FICO score as reported by Amex on September 19th is 675 (a drop of 45 points). Now the message is that "Ratio of balance to limit on bank revolving or other rev accts is too high" and that "Your FICO® Score evaluates your balances in relation to available credit on revolving accounts. The extent of your credit usage is one of the most important factors in your FICO® Score. In your case, this proportion of balances to credit limits is too high on these accounts."

 

I have no idea where this September drop came from. Credit Karma actually shows a similar decline from 712 to 663 between August 31st and September 2nd (it shows the credit score history in a graph).

 

Credit Karma classifies the auto loan as an auto loan. I have not got an actual credit report from Experian in the last few months.

 

This is my first and only installment loan.

 

I am 100% sure my total utilization has stayed below 10%. It is possible that individual utilization of one of the cards spiked although I have not made any unusual pucrhases between August 19th and September 19th.

 

 

Message 7 of 17
Anonymous
Not applicable

Re: Balance to Available Credit on Revolving Accounts and a Car Loan

As I said, looking at total utilization is not enough.

 

Post your credit limits and balances line by line and let's see.

Message 8 of 17
DollyLama
Established Contributor

Re: Balance to Available Credit on Revolving Accounts and a Car Loan

I'd spent $1 and get my reports from credit check total (true fico), cancel the trial offer within a week. Look at each and every account, how they are coded, and balance to total tradeline. Any tradeline cancelled for inactivity? Used recently for inactivity.
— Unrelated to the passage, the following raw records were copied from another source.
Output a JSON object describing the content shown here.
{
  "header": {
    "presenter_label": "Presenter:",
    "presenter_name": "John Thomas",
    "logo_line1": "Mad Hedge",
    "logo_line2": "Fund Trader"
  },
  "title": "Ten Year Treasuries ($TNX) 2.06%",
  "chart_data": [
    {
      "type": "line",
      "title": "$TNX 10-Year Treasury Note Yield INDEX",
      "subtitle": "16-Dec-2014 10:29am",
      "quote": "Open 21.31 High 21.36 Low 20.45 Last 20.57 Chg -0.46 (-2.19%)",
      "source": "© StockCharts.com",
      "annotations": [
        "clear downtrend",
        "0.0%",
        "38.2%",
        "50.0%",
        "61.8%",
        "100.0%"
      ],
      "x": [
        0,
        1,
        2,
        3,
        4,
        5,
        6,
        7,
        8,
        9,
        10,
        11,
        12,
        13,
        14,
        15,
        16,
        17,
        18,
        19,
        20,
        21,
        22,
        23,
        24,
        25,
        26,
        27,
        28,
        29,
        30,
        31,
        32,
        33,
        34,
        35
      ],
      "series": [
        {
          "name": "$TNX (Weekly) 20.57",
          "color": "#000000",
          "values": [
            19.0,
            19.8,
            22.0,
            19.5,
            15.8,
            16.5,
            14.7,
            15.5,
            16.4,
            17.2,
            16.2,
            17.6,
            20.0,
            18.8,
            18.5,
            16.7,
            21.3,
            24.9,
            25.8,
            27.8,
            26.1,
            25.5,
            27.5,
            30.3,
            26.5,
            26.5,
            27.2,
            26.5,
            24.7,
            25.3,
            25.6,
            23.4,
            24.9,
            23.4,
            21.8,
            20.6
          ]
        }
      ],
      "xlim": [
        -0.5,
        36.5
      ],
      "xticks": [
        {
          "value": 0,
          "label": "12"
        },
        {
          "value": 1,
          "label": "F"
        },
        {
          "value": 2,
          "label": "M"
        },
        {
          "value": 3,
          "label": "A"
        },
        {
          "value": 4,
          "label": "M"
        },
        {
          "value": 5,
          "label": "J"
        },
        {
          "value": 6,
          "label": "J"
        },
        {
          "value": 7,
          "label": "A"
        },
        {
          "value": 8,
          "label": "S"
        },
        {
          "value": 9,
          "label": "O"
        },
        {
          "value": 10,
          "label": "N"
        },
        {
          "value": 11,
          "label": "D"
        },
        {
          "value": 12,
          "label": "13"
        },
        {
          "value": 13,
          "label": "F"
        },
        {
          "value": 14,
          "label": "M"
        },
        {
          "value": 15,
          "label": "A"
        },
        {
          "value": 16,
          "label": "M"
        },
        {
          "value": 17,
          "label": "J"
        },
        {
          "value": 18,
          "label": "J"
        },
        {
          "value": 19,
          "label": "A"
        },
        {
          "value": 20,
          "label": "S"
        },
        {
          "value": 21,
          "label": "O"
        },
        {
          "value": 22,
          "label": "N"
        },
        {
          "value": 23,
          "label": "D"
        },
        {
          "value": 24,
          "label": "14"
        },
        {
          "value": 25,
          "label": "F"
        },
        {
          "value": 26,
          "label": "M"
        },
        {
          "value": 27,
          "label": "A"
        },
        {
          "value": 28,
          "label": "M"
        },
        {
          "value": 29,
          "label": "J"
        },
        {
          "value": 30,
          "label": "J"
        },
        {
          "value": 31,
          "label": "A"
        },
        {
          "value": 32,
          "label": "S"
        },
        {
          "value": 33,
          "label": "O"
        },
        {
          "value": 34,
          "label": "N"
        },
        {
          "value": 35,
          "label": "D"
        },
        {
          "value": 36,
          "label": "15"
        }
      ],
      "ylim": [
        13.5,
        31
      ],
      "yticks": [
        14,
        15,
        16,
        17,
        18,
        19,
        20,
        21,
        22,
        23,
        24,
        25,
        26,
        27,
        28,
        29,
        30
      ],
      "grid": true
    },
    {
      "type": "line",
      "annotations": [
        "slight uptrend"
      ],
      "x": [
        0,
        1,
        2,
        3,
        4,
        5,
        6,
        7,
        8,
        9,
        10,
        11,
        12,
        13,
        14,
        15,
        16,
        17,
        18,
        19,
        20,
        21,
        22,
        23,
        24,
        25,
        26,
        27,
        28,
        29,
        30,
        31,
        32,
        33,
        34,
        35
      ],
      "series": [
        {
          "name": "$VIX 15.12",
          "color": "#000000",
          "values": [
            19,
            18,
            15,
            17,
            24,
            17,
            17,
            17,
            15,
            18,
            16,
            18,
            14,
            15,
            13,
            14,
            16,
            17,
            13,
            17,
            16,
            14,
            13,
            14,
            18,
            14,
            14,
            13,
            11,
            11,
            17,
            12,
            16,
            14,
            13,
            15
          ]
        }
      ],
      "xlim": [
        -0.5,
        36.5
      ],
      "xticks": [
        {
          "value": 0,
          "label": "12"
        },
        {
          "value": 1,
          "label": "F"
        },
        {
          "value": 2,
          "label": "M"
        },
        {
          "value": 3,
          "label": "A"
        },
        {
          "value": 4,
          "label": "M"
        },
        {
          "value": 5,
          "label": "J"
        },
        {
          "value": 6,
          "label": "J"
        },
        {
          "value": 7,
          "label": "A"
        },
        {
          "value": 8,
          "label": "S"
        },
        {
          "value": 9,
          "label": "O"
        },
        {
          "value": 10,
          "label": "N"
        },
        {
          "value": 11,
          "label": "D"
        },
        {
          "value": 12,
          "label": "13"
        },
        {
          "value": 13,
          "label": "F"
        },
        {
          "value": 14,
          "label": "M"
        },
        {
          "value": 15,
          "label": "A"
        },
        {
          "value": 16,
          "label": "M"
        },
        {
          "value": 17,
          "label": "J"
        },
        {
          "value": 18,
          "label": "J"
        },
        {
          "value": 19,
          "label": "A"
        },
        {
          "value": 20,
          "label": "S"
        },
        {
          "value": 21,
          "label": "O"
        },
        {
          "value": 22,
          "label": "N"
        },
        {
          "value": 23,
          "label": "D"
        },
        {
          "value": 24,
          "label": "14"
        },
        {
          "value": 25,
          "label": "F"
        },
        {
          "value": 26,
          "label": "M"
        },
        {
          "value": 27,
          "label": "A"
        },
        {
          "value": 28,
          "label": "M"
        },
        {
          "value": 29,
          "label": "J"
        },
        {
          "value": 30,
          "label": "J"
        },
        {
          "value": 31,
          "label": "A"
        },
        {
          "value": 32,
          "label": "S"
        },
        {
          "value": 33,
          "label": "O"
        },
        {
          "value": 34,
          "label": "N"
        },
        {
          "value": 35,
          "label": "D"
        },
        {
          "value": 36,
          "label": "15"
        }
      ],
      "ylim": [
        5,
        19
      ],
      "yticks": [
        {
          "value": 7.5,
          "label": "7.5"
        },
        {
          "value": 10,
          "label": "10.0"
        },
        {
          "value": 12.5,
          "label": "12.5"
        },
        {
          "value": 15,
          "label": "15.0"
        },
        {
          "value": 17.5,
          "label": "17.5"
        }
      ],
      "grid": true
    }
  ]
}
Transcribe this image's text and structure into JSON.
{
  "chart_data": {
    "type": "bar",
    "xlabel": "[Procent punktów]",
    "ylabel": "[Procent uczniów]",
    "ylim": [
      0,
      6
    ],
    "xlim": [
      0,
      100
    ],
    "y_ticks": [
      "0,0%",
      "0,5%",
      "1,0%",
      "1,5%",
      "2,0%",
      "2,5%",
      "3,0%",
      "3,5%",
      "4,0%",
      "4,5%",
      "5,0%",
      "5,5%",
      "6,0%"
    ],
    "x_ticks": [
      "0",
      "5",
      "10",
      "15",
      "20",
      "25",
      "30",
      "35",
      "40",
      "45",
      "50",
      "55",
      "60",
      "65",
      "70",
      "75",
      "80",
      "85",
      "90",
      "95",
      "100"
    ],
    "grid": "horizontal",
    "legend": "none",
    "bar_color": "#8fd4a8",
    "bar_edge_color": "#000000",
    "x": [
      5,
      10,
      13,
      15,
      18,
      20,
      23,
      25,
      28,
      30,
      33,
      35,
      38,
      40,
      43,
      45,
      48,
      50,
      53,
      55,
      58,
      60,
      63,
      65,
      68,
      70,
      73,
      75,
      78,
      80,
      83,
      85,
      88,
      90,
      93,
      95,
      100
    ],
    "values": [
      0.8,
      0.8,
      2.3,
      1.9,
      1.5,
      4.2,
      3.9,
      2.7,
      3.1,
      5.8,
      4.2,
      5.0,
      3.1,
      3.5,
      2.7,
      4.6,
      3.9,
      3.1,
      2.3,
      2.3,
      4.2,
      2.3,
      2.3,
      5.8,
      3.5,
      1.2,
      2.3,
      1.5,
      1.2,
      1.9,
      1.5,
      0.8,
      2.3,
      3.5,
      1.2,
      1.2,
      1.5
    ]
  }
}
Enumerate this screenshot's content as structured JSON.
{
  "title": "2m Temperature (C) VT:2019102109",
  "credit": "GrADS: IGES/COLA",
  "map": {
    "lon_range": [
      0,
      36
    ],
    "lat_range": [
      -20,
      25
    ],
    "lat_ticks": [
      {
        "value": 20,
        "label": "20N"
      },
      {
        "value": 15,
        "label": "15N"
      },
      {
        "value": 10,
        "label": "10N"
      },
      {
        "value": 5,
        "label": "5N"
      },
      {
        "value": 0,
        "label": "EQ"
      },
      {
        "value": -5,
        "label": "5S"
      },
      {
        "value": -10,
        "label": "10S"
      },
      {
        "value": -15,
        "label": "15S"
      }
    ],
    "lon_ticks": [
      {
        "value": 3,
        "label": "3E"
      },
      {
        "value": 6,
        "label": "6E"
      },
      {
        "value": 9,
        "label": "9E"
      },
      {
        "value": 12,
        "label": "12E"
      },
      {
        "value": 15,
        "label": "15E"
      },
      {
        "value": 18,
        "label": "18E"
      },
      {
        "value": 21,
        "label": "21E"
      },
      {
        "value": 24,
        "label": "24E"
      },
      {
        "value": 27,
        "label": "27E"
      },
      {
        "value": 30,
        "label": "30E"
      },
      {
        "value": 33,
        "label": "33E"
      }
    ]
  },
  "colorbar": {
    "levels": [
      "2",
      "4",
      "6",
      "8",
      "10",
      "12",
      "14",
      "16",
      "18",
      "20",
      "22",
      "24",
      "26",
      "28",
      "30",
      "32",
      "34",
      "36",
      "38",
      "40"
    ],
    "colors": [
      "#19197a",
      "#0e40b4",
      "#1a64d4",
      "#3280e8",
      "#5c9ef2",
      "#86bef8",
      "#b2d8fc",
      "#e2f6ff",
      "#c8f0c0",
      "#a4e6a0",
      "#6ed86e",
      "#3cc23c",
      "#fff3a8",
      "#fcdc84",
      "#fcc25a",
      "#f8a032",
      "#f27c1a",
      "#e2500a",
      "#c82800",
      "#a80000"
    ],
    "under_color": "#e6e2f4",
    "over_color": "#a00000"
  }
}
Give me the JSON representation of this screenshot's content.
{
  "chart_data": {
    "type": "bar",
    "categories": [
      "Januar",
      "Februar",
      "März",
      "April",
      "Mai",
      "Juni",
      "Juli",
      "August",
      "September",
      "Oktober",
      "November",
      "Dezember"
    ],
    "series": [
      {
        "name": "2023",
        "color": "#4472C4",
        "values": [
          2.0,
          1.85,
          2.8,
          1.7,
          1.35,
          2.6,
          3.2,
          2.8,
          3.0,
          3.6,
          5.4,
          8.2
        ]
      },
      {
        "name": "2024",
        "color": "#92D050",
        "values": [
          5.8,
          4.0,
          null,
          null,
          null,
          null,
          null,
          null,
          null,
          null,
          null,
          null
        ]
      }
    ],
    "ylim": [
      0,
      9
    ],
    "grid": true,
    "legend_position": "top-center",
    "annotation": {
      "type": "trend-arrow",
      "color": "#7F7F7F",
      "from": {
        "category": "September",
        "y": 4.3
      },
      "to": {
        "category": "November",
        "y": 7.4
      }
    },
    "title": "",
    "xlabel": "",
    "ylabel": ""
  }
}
Does not correspond with your statement balances, etc.

Message 9 of 17
Anonymous
Not applicable

Re: Balance to Available Credit on Revolving Accounts and a Car Loan

Average age of accounts is only 10 months and the car loan had no impact on that. So even though that is keeping my score lower (I got a SS number two years ago), that can't be why my score plummeted.

I maxed out one card around August - September. It was my CapitalOne Quicksilver card that only has a credit limit of $1,000. Could that have a huge impact on my score? I've already paid that off and now the balance is zero and now other credit card is even close to being maxed out.

 

Ps. I double checked and my auto loan is correctly classified.